Not all investment returns are equal. You’ll pay your full marginal tax rate on the interest earned from fixed-income investments such as bonds, GICs and term deposits, for example, while equity-based products are taxed at a lower rate. Stock dividends, for example, qualify for the dividend tax credit. So choose carefully what investments to protect in your registered portfolio. For greater tax efficiency, allocate your most highly taxed investments to your registered portfolio; leave lesser-taxed holdings in your non-registered account.

LONG-TERM STRATEGIES

Insure yourself

When it comes to investing, life insurance isn’t usually at the top of the list. But maybe it should be. A universal life policy is a versatile investment vehicle that gives lifelong insurance protection to your family and tax-deferred growth for your savings.

Here’s how it works. You make a monthly payment for the term of the insurance policy (e.g., 10 years). Part of your payment covers the insurance premium, and the rest goes into a tax-sheltered investment fund of your choice. When you die, the beneficiary receives the insurance payout and the investment funds tax-free. “This kind of insurance can help defray some of the taxes on death,” says Stephen Thompson, a tax specialist with Wilkinson & Company LLP in Ottawa. Until that fateful day, you can withdraw funds-which will be taxed as income-to supplement your retirement income or meet short-term financial emergencies.

Opt for IPPS

Conceived in 1991 with business owners in mind, IPPs still remain underexploited. But if you’re aged 45 to 50 and have maxed out your RRSP, this defined-benefit plan is a great way to put away large chunks of cash in a tax-sheltered environment. Set up for you by your company, the plan’s benefits are twofold: contributions are tax-free to you and a tax-deductible expense for your company. Investments held in the plan grow and compound tax-free, until you withdraw money when you reach retirement.

Sound too good to be true? There are caveats. First, there are limits to your contributions, which are typically based on your age, tenure and salary. Second, as a defined-benefit plan, Canada Revenue Agency currently requires an IPP to grow by 7.5% annually.

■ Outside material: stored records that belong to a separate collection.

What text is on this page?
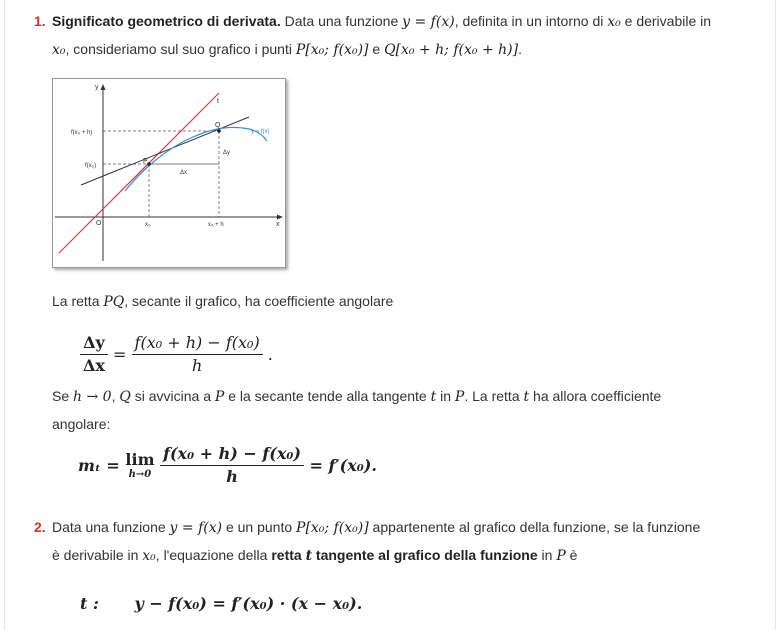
1. Significato geometrico di derivata. Data una funzione y = f(x), definita in un intorno di x₀ e derivabile in
x₀, consideriamo sul suo grafico i punti P[x₀; f(x₀)] e Q[x₀ + h; f(x₀ + h)].
y
x
t
O
P
Q
f(x₀ + h)
f(x₀)
x₀	x₀ + h
Δx
Δy
y = f(x)
La retta PQ, secante il grafico, ha coefficiente angolare
$\frac{\Delta y}{\Delta x} = \frac{\text{f(x₀ + h) − f(x₀)}}{h}$ .
Se h → 0, Q si avvicina a P e la secante tende alla tangente t in P. La retta t ha allora coefficiente
angolare:
mₜ = lim
h→0
$\frac{\text{f(x₀ + h) − f(x₀)}}{h} = f'(x_0)$.
2. Data una funzione y = f(x) e un punto P[x₀; f(x₀)] appartenente al grafico della funzione, se la funzione
è derivabile in x₀, l'equazione della retta t tangente al grafico della funzione in P è
t : y − f(x₀) = f′(x₀) · (x − x₀).
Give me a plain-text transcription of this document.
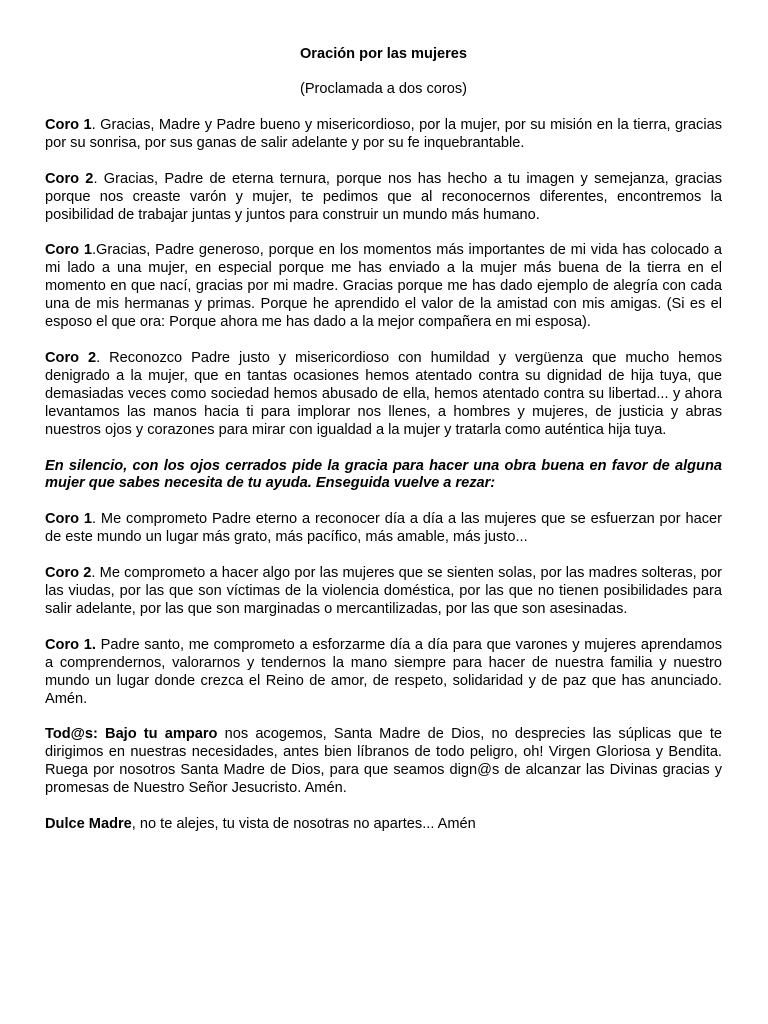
Oración por las mujeres

(Proclamada a dos coros)

Coro 1. Gracias, Madre y Padre bueno y misericordioso, por la mujer, por su misión en la tierra, gracias por su sonrisa, por sus ganas de salir adelante y por su fe inquebrantable.

Coro 2. Gracias, Padre de eterna ternura, porque nos has hecho a tu imagen y semejanza, gracias porque nos creaste varón y mujer, te pedimos que al reconocernos diferentes, encontremos la posibilidad de trabajar juntas y juntos para construir un mundo más humano.

Coro 1.Gracias, Padre generoso, porque en los momentos más importantes de mi vida has colocado a mi lado a una mujer, en especial porque me has enviado a la mujer más buena de la tierra en el momento en que nací, gracias por mi madre. Gracias porque me has dado ejemplo de alegría con cada una de mis hermanas y primas. Porque he aprendido el valor de la amistad con mis amigas. (Si es el esposo el que ora: Porque ahora me has dado a la mejor compañera en mi esposa).

Coro 2. Reconozco Padre justo y misericordioso con humildad y vergüenza que mucho hemos denigrado a la mujer, que en tantas ocasiones hemos atentado contra su dignidad de hija tuya, que demasiadas veces como sociedad hemos abusado de ella, hemos atentado contra su libertad... y ahora levantamos las manos hacia ti para implorar nos llenes, a hombres y mujeres, de justicia y abras nuestros ojos y corazones para mirar con igualdad a la mujer y tratarla como auténtica hija tuya.

En silencio, con los ojos cerrados pide la gracia para hacer una obra buena en favor de alguna mujer que sabes necesita de tu ayuda. Enseguida vuelve a rezar:

Coro 1. Me comprometo Padre eterno a reconocer día a día a las mujeres que se esfuerzan por hacer de este mundo un lugar más grato, más pacífico, más amable, más justo...

Coro 2. Me comprometo a hacer algo por las mujeres que se sienten solas, por las madres solteras, por las viudas, por las que son víctimas de la violencia doméstica, por las que no tienen posibilidades para salir adelante, por las que son marginadas o mercantilizadas, por las que son asesinadas.

Coro 1. Padre santo, me comprometo a esforzarme día a día para que varones y mujeres aprendamos a comprendernos, valorarnos y tendernos la mano siempre para hacer de nuestra familia y nuestro mundo un lugar donde crezca el Reino de amor, de respeto, solidaridad y de paz que has anunciado. Amén.

Tod@s: Bajo tu amparo nos acogemos, Santa Madre de Dios, no desprecies las súplicas que te dirigimos en nuestras necesidades, antes bien líbranos de todo peligro, oh! Virgen Gloriosa y Bendita. Ruega por nosotros Santa Madre de Dios, para que seamos dign@s de alcanzar las Divinas gracias y promesas de Nuestro Señor Jesucristo. Amén.

Dulce Madre, no te alejes, tu vista de nosotras no apartes... Amén
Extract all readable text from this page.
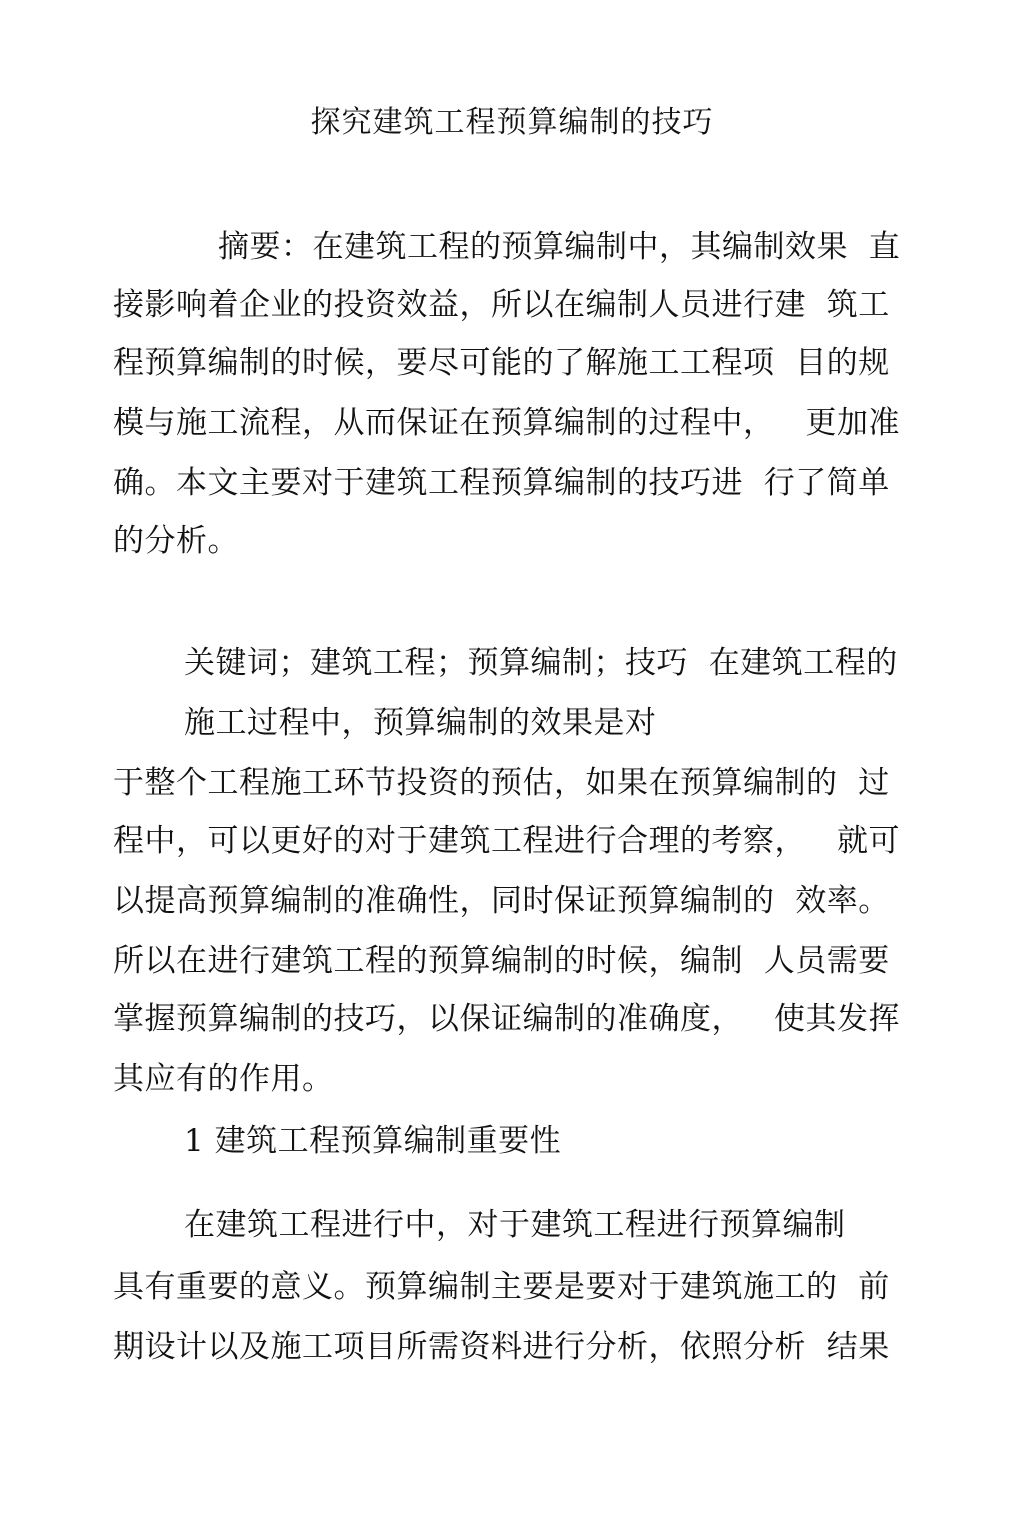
探究建筑工程预算编制的技巧
摘要：在建筑工程的预算编制中，其编制效果  直
接影响着企业的投资效益，所以在编制人员进行建  筑工
程预算编制的时候，要尽可能的了解施工工程项  目的规
模与施工流程，从而保证在预算编制的过程中，   更加准
确。本文主要对于建筑工程预算编制的技巧进  行了简单
的分析。
关键词；建筑工程；预算编制；技巧  在建筑工程的
施工过程中，预算编制的效果是对
于整个工程施工环节投资的预估，如果在预算编制的  过
程中，可以更好的对于建筑工程进行合理的考察，   就可
以提高预算编制的准确性，同时保证预算编制的  效率。
所以在进行建筑工程的预算编制的时候，编制  人员需要
掌握预算编制的技巧，以保证编制的准确度，   使其发挥
其应有的作用。
1 建筑工程预算编制重要性
在建筑工程进行中，对于建筑工程进行预算编制
具有重要的意义。预算编制主要是要对于建筑施工的  前
期设计以及施工项目所需资料进行分析，依照分析  结果
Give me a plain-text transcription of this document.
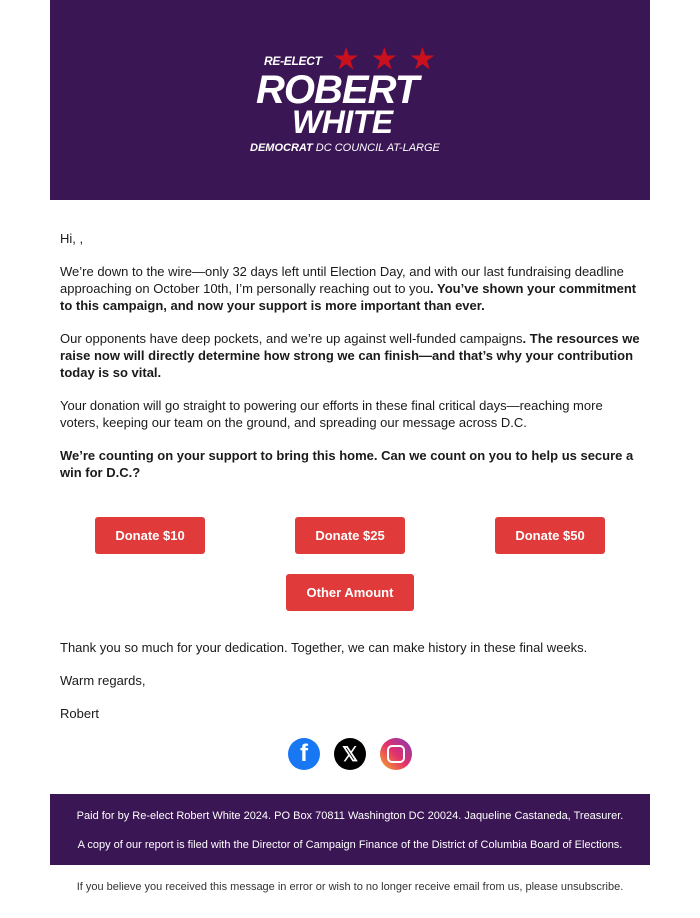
RE-ELECT ★★★
ROBERT
WHITE
DEMOCRAT DC COUNCIL AT-LARGE

Hi, ,

We’re down to the wire—only 32 days left until Election Day, and with our last fundraising deadline approaching on October 10th, I’m personally reaching out to you. You’ve shown your commitment to this campaign, and now your support is more important than ever.

Our opponents have deep pockets, and we’re up against well-funded campaigns. The resources we raise now will directly determine how strong we can finish—and that’s why your contribution today is so vital.

Your donation will go straight to powering our efforts in these final critical days—reaching more voters, keeping our team on the ground, and spreading our message across D.C.

We’re counting on your support to bring this home. Can we count on you to help us secure a win for D.C.?

Donate $10	Donate $25	Donate $50
Other Amount

Thank you so much for your dedication. Together, we can make history in these final weeks.

Warm regards,

Robert

f	𝕏

Paid for by Re-elect Robert White 2024. PO Box 70811 Washington DC 20024. Jaqueline Castaneda, Treasurer.

A copy of our report is filed with the Director of Campaign Finance of the District of Columbia Board of Elections.

If you believe you received this message in error or wish to no longer receive email from us, please unsubscribe.
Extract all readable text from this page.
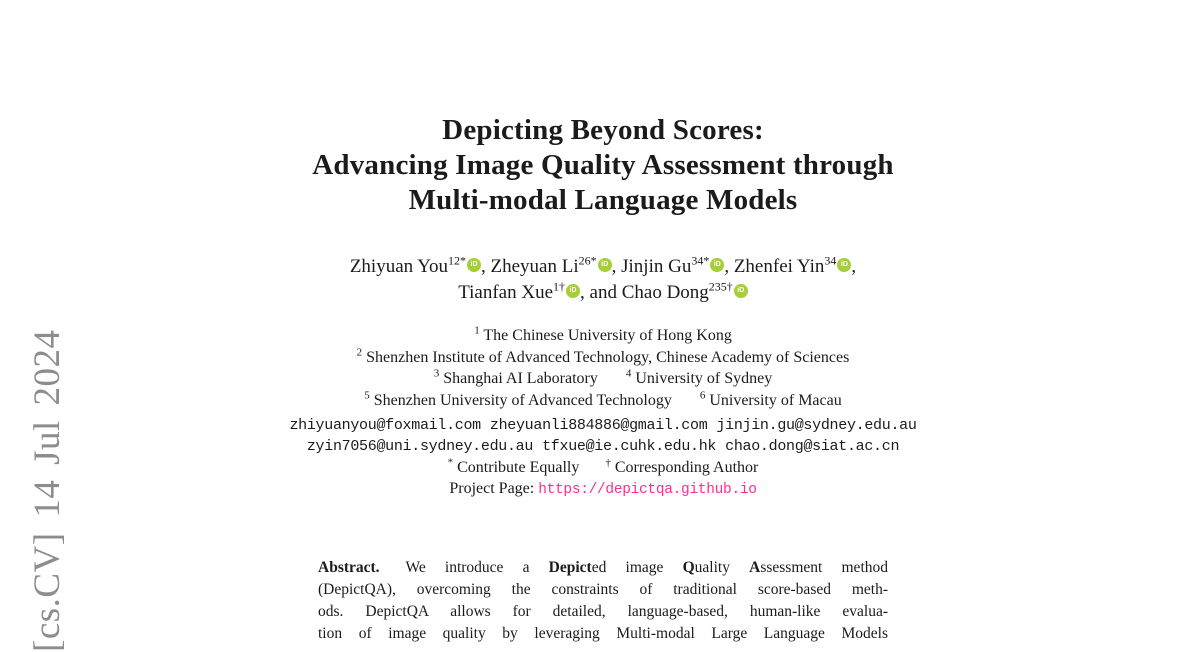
[cs.CV] 14 Jul 2024
Depicting Beyond Scores:
Advancing Image Quality Assessment through
Multi-modal Language Models
Zhiyuan You$^{12*}$ iD , Zheyuan $Li^{26*}$ iD , Jinjin $Gu^{34*}$ iD , Zhenfei Yin$^{34}$ iD ,
Tianfan Xue$^{1\dagger}$ iD , and Chao Dong$^{235\dagger}$ iD
$^1$ The Chinese University of Hong Kong
$^2$ Shenzhen Institute of Advanced Technology, Chinese Academy of Sciences
$^3$ Shanghai AI Laboratory	$^4$ University of Sydney
$^5$ Shenzhen University of Advanced Technology	$^6$ University of Macau
zhiyuanyou@foxmail.com zheyuanli884886@gmail.com jinjin.gu@sydney.edu.au
zyin7056@uni.sydney.edu.au tfxue@ie.cuhk.edu.hk chao.dong@siat.ac.cn
* Contribute Equally † Corresponding Author
Project Page: https://depictqa.github.io
Abstract. We introduce a Depicted image Quality Assessment method
(DepictQA), overcoming the constraints of traditional score-based meth-
ods. DepictQA allows for detailed, language-based, human-like evalua-
tion of image quality by leveraging Multi-modal Large Language Models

If your plan depreciates, your company must top up the account. If your plan returns more than 7.5%, your contribution limit drops in the next year.

Freeze your estate

If you want to bequeath your business to your family with minimal tax consequences, consider an estate freeze. The tax liability will be limited to the present value of the assets; any future capital gains will be taxed in the hands of the new owners. One common way of performing a freeze involves a reorganization of the firm’s share ownership. First, you as the owner exchange your common shares for voting, redeemable preferred shares of the same value. A new class of common shares is created for your children or grandchildren. Any future growth in the business accrues to their shares, and any future capital gains tax liability will be deferred until those shares are sold. Because your preferred shares have voting rights, you still control the business. Preferred shares can also provide dividends for retirement income or be redeemed.